Brain scientists in Washington state are asking the families of armed services members to consider one last contribution.
Researchers at the University of Washington and the local Veterans Affairs health care system have begun collecting the donated brains of service members to examine for possible dementia and other disorders linked to repeated blast injury and head trauma.
The program, the Pacific Northwest Brain Donor Network, is aimed at understanding the impact of mild traumatic brain injury on active-duty military members and veterans.
“We are going to study these brains to the full extent that we are capable,” said Dr. C. Dirk Keene, who leads the neuropathology core at UW Medicine. “They are so rare, so valuable and just so precious, and can give us so much information about what these exposures mean.”
Keene and his colleagues, including Dr. Elaine Peskind, who co-directs the Mental Illness Research, Education and Clinical Centers at the Puget Sound Veterans Administration hospital, will look for signs that service members with mTBI also may have developed disorders including Alzheimer’s disease or chronic traumatic encephalopathy.
CTE has received wide attention recently after a large number of former American football players were diagnosed with the neurological disorder. Like football players, troops who suffer repeated concussions or other head trauma may develop the debilitating condition, which is diagnosed only after death.
But, so far, little research has confirmed any military connection.
“What’s been published previously is on the brains of five Iraq veterans,” Peskind said. “Another paper will be published soon with another five veterans. There’s just nothing out there.”

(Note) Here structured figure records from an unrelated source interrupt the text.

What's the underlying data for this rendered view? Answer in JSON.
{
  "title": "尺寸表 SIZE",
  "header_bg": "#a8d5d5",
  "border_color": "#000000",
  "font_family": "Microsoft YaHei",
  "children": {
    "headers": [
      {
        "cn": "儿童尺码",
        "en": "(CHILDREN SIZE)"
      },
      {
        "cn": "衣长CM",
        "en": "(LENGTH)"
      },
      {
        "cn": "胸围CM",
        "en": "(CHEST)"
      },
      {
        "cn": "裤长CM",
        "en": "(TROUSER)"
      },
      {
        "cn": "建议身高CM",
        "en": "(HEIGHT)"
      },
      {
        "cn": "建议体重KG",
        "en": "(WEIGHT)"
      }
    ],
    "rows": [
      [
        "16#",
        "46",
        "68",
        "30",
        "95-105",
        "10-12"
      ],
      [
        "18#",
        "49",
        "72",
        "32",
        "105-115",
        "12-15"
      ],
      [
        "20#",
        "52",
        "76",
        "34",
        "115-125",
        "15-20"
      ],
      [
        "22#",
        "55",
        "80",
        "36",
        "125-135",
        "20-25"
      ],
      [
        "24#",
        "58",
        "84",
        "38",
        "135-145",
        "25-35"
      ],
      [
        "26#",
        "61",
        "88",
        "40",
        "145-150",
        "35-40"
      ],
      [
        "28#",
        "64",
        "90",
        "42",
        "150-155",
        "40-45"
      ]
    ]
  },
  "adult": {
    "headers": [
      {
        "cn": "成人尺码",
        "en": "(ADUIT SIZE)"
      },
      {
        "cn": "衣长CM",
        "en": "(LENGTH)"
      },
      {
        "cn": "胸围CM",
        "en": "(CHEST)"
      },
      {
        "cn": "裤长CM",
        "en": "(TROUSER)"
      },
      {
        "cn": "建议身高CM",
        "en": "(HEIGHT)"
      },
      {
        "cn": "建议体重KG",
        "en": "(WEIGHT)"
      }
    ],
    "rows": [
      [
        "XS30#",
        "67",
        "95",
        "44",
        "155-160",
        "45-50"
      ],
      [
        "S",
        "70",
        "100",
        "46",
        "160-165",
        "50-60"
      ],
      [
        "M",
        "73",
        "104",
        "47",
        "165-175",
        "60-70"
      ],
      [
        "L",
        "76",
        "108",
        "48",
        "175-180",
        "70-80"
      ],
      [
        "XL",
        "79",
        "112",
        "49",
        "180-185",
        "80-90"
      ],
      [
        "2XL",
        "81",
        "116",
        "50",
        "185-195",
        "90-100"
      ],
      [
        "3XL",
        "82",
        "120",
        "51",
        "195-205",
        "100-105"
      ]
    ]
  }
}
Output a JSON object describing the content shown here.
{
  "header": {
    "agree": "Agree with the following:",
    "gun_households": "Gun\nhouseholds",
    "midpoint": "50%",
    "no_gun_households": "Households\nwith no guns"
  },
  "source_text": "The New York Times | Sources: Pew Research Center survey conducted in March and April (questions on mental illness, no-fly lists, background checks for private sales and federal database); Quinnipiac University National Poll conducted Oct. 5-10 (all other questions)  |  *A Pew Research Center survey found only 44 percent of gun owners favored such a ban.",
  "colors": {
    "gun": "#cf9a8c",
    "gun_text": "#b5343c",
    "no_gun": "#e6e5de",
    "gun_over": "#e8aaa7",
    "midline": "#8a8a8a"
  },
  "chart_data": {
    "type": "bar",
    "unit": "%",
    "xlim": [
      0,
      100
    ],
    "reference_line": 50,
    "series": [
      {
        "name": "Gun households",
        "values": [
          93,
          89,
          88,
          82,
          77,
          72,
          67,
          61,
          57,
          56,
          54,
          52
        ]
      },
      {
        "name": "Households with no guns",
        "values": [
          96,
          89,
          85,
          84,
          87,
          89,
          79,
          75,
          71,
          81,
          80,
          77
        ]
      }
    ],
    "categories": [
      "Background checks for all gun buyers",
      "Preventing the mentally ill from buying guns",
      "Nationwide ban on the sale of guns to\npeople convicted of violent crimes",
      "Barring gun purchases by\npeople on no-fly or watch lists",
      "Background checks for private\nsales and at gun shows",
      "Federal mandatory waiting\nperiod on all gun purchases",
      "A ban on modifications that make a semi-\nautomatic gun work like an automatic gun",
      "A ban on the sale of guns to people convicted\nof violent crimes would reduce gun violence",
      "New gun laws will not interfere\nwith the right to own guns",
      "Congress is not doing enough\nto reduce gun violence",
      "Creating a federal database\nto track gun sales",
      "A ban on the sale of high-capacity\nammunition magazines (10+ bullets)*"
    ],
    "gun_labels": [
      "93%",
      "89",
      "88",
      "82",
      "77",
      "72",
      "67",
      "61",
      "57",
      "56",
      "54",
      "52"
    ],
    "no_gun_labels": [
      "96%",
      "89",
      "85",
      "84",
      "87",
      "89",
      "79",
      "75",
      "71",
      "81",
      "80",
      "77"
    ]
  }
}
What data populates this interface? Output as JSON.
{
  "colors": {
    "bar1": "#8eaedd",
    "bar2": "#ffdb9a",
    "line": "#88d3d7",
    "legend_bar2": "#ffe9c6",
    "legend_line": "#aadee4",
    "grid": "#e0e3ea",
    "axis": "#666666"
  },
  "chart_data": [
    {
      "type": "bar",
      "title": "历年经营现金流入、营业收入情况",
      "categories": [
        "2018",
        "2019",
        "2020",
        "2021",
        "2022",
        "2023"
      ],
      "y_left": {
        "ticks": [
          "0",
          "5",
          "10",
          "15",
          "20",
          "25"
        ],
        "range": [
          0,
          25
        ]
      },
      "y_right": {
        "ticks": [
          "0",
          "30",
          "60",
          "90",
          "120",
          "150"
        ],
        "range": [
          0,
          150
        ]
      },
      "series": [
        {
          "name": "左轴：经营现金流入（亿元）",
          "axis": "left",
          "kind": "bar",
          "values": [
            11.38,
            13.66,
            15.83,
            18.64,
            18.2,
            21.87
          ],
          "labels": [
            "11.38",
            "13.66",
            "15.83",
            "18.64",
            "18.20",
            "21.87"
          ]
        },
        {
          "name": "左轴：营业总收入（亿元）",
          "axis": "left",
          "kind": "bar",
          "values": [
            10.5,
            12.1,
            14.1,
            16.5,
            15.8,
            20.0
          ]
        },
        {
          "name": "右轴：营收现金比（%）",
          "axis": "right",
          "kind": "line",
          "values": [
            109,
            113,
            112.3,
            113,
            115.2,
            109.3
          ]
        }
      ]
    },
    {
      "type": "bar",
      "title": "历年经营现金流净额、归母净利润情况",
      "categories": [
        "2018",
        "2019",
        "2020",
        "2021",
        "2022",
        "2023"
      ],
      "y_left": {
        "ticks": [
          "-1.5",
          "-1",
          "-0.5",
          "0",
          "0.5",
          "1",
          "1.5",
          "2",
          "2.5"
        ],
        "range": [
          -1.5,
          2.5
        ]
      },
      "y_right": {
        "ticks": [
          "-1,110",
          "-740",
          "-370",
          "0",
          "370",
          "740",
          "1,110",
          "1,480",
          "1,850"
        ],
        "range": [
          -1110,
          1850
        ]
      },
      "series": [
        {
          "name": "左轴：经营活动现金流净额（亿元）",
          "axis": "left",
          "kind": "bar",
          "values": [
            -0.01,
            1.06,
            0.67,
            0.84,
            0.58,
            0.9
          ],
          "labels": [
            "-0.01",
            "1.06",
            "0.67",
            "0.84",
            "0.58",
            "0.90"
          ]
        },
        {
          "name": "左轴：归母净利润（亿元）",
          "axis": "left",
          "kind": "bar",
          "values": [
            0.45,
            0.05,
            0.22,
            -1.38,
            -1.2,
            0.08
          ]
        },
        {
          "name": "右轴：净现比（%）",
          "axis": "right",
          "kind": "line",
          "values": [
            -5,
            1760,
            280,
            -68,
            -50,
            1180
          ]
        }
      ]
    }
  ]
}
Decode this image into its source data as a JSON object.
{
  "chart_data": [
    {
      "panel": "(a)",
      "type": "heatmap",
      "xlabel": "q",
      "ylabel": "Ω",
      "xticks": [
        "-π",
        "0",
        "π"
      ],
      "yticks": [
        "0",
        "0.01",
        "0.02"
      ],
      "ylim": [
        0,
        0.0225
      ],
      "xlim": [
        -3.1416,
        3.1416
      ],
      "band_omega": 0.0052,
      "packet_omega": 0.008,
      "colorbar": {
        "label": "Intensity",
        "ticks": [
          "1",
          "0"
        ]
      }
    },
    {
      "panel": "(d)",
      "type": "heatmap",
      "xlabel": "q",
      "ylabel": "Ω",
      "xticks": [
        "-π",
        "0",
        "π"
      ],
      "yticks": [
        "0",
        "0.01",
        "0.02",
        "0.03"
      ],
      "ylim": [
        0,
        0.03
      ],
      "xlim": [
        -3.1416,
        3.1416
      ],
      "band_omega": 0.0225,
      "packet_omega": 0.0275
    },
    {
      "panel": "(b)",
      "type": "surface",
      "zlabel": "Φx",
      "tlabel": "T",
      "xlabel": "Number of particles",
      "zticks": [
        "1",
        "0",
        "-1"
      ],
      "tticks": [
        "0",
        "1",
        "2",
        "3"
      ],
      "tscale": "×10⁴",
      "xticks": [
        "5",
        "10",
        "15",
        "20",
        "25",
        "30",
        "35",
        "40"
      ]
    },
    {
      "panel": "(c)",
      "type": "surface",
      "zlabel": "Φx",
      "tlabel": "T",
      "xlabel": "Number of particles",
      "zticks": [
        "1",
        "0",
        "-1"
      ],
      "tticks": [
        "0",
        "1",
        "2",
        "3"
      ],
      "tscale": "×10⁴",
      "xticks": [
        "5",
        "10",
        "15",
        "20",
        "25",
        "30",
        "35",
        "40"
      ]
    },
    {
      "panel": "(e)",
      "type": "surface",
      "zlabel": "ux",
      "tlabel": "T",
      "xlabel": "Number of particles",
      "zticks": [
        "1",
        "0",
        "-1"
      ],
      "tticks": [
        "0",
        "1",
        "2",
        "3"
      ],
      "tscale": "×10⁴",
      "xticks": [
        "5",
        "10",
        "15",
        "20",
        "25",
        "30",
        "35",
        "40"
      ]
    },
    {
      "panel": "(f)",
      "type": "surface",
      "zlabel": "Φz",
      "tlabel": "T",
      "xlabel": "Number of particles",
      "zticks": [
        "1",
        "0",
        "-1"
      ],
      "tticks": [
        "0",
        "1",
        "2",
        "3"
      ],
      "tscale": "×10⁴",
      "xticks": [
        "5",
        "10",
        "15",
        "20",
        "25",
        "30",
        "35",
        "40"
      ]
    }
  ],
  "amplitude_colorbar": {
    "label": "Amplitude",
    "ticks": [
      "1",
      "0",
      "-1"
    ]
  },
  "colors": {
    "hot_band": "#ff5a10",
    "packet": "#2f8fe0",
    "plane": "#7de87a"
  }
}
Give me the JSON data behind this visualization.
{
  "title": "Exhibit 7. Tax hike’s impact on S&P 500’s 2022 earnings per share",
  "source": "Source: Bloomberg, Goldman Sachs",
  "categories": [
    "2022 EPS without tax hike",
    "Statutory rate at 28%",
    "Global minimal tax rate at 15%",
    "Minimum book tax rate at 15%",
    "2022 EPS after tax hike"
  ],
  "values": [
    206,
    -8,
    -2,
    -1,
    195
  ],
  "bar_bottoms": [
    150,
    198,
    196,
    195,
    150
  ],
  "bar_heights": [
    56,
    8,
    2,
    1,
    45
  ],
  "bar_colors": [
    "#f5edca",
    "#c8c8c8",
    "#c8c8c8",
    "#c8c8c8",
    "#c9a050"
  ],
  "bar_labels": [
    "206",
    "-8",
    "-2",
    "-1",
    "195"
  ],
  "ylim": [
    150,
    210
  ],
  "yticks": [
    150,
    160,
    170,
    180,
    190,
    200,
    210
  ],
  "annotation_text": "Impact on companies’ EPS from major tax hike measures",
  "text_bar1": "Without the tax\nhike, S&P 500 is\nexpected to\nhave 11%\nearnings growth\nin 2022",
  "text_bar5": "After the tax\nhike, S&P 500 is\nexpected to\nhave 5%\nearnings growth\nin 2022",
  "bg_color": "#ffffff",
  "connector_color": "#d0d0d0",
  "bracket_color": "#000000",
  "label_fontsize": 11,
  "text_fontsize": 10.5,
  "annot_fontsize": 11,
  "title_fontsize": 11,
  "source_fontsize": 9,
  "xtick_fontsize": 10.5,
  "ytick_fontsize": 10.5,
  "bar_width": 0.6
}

Since the program started in March, researchers have acquired three brains. They include donations from one military veteran, a middle-age man who was not exposed to blast injury, and a military contractor, a woman, also middle-age, who worked in a war zone.
The donations also include the brain of Cody Duran, 30, of Lakewood, who died April 5 from an unknown cause, said his mother, Victoria Padron.
“I donated everything,” she said. “Whatever they could use, they could have.”
Padron’s son wasn’t a veteran, but his young brain will serve as a control, an example of normal tissue against which scientists will measure changes.
For every brain from a veteran that researchers acquire, they’ll also need the brain of someone who didn’t serve, Keene said. Researchers expect to receive one brain a month for the study.
Information from the study will be open to other researchers, Keene said.
The pilot study was paid for in part by a $30,000 grant from the federal Alzheimer’s Disease Research Centers obtained by Dr. Desiree Marshall, an assistant medical examiner at the King County Medical Examiner’s Office who has also been working with Peskind.
Combining the study of military injuries with dementias and other disorders makes sense, Marshall said. It will be interesting to see whether the brains of veterans have signs of chronic traumatic encephalopathy, including a newly defined marker, a particular brain lesion caused by abnormal accumulations of proteins called tau. Tau proteins are considered a prime cause of Alzheimer’s disease.
The goal now is to increase the number of brains collected—and to find more funding, either through philanthropy or grants, the researchers said.
“It’s so limited, the amount of information we have now,” Marshall said. “Each brain, each case, is going to be so important.”